PROVO — No team in the Pioneer League has won more games the past three years than the Provo Angels. In their three seasons of existence, the Angels have claimed five of six Southern Division split-season titles.

For all of its success, though, one thing has eluded Provo — a Pioneer League championship. Each year, the Angels have advanced to the league championship series only to lose in a three-game set to the Northern Division winner.

After posting a league-best 54-22 record in 2003, Provo once again fell in the championship series. In the final game, a Billings pitcher tossed a no-hitter against the Angels, who led the league in hitting.

Not that manager Tom Kotchman is losing any sleep over being a perennial runner-up. He shrugged off any suggestion that he might be frustrated by the lack of a championship trophy.

"If we win, we win," said Kotchman, whose team will open the season today in Casper. Friday's game was rained out. "Anything can happen in a three-game set, especially when you have to travel 11 or 12 hours (on a bus). That doesn't bother me."

At this level or rookie professional baseball, winning a championship is not the ultimate goal. The top priority is developing solid players for the parent club, the Anaheim Angels. Judging by that criterion, Kotchman has been wildly successful. A number of Provo Angel alumni, including his son, Casey, are making noise in Anaheim's farm system.

"You could have a real old club here and win, but you're probably not developing (players)," Kotchman said. "Last year we probably had one of the youngest teams in the league and still won. And won big. You could have a bunch of 22- and 23-year-old guys here and win the league but not really accomplish anything, and those guys would be out of baseball in another year or two. That club last year, I didn't tell them that very much, but there are a lot of good players on that club that are going to play in the big leagues."

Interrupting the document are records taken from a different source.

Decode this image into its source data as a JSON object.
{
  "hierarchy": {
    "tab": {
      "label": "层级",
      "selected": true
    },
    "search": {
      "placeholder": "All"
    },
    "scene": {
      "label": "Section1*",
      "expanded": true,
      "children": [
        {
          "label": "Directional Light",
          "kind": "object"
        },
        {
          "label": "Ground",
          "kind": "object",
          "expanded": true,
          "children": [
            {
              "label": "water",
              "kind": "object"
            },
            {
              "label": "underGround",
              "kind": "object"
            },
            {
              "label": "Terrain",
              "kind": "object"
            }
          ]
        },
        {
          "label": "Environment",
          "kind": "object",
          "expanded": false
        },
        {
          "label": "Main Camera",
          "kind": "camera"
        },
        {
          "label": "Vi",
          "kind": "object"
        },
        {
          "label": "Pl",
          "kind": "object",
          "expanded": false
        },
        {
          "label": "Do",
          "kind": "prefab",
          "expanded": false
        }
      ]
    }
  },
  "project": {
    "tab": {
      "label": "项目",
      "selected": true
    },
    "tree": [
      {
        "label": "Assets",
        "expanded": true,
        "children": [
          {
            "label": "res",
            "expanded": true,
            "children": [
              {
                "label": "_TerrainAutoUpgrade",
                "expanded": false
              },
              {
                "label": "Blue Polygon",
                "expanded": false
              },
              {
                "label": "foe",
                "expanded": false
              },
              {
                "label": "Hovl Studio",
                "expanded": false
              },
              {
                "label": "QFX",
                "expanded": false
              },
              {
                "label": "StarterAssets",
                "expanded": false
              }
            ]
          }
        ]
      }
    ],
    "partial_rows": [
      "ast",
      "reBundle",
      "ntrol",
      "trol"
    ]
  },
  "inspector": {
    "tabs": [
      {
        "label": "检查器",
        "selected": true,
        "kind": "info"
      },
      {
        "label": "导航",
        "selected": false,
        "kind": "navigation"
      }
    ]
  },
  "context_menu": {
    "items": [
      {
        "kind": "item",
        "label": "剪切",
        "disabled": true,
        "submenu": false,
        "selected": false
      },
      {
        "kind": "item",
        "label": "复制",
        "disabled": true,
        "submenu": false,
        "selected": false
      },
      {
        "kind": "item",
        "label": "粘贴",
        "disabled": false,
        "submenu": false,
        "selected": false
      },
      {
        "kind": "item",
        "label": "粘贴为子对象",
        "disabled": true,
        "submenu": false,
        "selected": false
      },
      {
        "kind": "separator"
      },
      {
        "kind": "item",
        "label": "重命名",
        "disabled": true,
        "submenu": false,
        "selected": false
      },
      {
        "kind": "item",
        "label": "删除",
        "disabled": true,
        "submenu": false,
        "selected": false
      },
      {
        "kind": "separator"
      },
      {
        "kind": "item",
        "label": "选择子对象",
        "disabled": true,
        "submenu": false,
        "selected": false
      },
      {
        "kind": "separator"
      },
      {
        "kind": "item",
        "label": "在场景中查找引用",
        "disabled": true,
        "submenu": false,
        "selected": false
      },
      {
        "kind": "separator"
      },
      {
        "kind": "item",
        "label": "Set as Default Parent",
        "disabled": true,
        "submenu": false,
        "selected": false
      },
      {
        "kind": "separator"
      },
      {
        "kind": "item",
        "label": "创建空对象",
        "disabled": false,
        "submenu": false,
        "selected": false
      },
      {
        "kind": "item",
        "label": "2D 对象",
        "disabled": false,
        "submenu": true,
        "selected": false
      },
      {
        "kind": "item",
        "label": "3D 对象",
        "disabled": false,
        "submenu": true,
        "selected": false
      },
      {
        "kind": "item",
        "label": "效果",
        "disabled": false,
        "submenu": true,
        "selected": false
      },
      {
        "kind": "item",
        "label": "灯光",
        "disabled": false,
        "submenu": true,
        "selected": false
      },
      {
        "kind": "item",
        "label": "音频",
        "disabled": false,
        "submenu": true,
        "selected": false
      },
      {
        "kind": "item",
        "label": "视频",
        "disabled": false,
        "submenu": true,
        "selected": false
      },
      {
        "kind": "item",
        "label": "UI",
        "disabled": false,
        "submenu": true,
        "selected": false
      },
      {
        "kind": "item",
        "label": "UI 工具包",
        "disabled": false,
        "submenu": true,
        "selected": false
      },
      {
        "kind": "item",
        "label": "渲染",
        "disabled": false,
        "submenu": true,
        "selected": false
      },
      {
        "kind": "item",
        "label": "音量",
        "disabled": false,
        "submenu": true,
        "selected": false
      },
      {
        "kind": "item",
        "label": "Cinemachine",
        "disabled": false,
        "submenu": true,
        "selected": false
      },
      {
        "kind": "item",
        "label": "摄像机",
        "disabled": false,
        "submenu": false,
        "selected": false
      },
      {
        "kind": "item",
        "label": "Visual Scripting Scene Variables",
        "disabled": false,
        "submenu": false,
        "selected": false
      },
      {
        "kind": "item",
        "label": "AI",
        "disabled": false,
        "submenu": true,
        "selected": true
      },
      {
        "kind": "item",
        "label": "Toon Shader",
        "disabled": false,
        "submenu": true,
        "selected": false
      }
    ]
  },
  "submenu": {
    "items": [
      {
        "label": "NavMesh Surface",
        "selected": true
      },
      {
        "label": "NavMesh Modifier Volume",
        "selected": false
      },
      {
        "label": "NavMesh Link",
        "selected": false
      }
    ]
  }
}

That aside, he admits there is a part of him that would like to see Provo capture a league title. "Selfishly, I'd like to win a championship so the kids can get a ring on their finger," Kotchman said.

Even without a championship on their rsum, the Angels have established a standard of excellence. This year's players are well-aware of the high expectations. "They know what the track record is here, or they will know," Kotchman said. "We're going to be competitive. They're going to understand real quick that it's not going to be fun losing around here."

The 2004 roster includes four players who were with the Angels last year. Another, outfielder Michael Perdomo, was on Provo's 2002 squad. He's back this season after missing last season while recovering from major elbow surgery.

"I'm looking forward to bringing home a championship," said the Miami native. "Two years ago we almost won it. We hope to win it this year."

Joshua Leblanc, a sixth-round draft pick of the Anaheim Angels, is eager to make an impression on the organization as well as the fans in his first season of professional baseball. "I'm very excited," Leblanc said. "It's a lifelong dream I'm living right now."

He's no stranger to success, having won a couple of championships at Southern A&M in Houston, and he plans to help extend Provo's tradition of winning seasons. "The Angels are used to winning," he said. "It's the philosophy of everybody here."

It's a philosophy Kotchman instills in his players.

"Everything's better when you win. Your food tastes better, your wife looks better, you don't kick your dog as much," Kotchman said. "My wife's looked good the last three years. And she can't cook, so the food has tasted much better. It's pretty bad when you marry the only Italian who can't cook."